The company acknowledged that it compromised to move forward and focus on sustainable approaches to connect Internet users with quality content and collaborate constructively with French publishers. Google referred to the fine as disproportionate, considering the specific issues raised by the French watchdog. The company also claimed that its efforts to address the regulators’ feedback were not adequately recognized, especially in a complex environment where it is challenging to predict specific actions.

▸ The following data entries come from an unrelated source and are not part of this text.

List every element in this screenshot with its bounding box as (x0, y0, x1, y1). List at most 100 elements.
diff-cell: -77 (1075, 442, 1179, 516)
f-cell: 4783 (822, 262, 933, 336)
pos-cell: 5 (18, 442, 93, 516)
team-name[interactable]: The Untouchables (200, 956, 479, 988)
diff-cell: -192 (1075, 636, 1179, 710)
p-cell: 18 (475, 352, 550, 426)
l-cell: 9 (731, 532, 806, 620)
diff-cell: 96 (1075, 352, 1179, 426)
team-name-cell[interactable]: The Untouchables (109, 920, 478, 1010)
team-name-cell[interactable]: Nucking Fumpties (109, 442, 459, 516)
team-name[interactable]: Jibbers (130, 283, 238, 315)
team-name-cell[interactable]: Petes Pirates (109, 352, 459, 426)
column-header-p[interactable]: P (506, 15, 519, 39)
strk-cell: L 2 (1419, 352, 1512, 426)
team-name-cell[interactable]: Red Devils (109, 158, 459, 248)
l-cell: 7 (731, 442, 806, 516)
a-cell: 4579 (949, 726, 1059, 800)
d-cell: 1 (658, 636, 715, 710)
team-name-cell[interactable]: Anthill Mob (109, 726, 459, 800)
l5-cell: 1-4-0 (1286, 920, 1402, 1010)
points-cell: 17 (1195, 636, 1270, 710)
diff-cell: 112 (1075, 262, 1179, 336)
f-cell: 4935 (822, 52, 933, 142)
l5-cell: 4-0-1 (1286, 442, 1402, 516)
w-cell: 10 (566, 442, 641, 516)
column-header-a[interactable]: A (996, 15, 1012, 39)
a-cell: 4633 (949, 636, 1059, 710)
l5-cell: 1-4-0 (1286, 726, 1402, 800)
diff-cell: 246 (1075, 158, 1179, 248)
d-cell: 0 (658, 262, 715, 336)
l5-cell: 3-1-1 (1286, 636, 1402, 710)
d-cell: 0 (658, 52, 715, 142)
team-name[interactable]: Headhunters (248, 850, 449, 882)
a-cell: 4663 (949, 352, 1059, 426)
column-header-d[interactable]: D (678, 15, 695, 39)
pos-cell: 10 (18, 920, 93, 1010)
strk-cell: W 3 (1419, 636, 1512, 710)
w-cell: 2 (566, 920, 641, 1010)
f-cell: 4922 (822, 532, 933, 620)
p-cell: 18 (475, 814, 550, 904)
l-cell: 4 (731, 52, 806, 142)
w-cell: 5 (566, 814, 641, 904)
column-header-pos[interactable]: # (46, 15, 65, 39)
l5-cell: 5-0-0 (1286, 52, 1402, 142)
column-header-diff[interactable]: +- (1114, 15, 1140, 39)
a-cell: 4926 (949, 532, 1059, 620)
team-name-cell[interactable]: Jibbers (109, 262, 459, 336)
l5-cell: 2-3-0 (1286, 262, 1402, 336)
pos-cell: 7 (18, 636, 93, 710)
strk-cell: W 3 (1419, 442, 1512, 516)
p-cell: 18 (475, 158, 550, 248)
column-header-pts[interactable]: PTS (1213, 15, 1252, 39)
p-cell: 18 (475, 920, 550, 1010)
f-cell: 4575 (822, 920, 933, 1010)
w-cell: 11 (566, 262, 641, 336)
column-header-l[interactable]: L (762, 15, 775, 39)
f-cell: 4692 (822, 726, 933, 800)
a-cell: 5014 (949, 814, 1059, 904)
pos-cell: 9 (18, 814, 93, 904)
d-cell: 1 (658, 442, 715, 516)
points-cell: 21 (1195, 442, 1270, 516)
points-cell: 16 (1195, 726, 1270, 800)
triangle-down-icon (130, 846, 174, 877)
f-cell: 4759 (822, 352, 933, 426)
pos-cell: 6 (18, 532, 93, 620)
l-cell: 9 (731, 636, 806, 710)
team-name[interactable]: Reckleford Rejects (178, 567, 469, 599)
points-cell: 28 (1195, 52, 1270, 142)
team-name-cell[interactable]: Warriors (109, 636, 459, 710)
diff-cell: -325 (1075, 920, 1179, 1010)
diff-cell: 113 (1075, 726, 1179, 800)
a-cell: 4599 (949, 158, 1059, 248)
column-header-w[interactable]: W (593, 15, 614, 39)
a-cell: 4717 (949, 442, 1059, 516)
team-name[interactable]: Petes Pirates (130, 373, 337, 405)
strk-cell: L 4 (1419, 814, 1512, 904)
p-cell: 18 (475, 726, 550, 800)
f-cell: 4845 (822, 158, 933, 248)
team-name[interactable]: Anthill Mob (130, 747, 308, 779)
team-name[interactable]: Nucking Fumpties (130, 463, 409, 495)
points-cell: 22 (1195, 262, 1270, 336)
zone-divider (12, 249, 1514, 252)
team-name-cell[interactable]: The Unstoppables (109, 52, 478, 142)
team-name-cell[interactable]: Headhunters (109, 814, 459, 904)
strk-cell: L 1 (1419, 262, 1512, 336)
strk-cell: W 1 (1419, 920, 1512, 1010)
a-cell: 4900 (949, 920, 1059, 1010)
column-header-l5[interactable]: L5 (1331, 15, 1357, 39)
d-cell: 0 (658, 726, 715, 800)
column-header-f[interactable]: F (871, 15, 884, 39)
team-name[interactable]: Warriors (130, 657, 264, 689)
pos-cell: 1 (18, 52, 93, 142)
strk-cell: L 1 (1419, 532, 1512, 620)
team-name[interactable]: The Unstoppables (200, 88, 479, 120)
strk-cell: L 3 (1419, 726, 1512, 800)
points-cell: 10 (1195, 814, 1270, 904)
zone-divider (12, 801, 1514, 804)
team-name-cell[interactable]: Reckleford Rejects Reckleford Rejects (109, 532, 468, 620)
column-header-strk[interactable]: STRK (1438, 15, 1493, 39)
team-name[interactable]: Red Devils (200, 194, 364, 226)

This fine is connected to a copyright dispute case in France, initiated by complaints from leading news companies, including Agence France Presse (AFP), regarding online content. Interestingly, Google recently announced plans to establish a new AI hub in Paris in partnership with the French government. This hub is expected to house approximately 300 researchers and engineers who will support France’s AI ambitions. France is home to Mistral AI’s Mistral Large language model (LLM), which Microsoft will make accessible on its Azure AI Studio and Azure Machine Learning platforms through a collaboration with Mistral AI.